Bioinorganic chemistry is one of the most critical areas of modern medicinal chemistry. In addition to its breadth and complexity, it occupies a vital research space in the scientific community. The many reports in this field evidence its importance. Schiff bases are a promising class of bioactive compounds that, in addition to being molecules with a wide range of applications, are easy to obtain and allow their molecular architecture to be modulated, revealing new potential and better therapeutic agents.

This review clearly shows that metal complexes derived from tridentate Schiff base ligands exhibit broad-spectrum antimicrobial activity. Although the reported mechanisms of action are nonspecific, specific activity patterns can be elicited. Significant antimicrobial activity is generally shown more in the metal complexes than in the free ligands. This increase is a consequence of the rise in lipophilicity, making it easier for complexes to penetrate the cell membrane of microorganisms. In addition, the ability of the metal centre to generate reactive oxygen species and the geometry of the metal complex are other factors that must be considered for the design of new metallopharmaceuticals.

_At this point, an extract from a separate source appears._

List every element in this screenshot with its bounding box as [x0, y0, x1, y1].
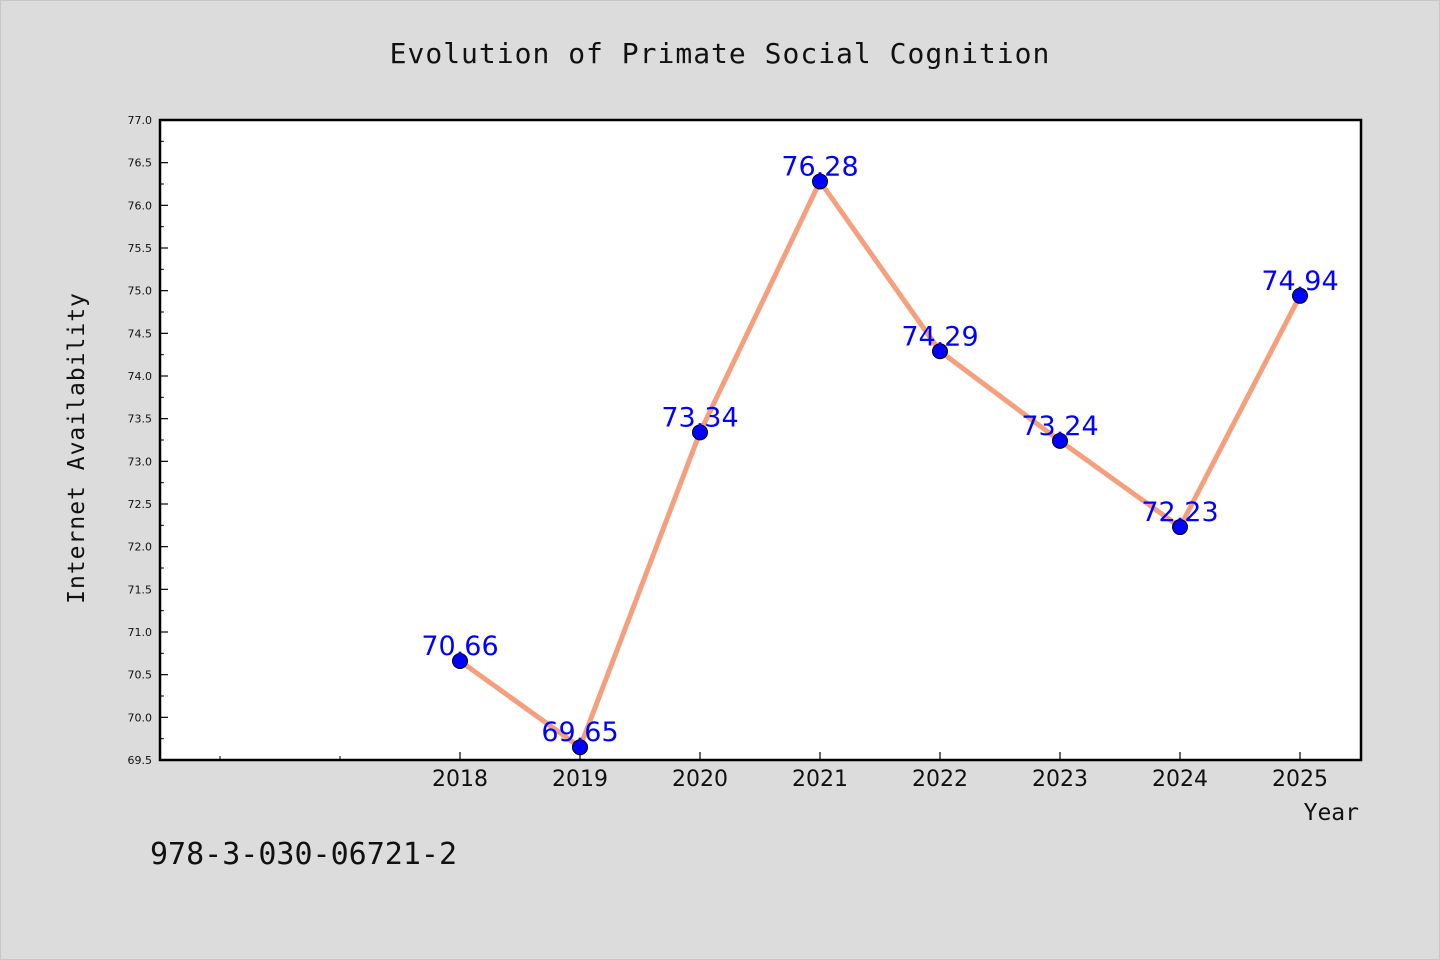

For future studies of the antimicrobial activity with metallic complexes, it is important to improve the methodologies used in terms of the controls used, since it was noticed that the metallic salts used as starting materials to produce the metal complexes are not considered in the experimental methods, the cases where no drug controls are reported being more serious. The more controls used in biological assays, the higher the quality of the reported results will be for the scientific community.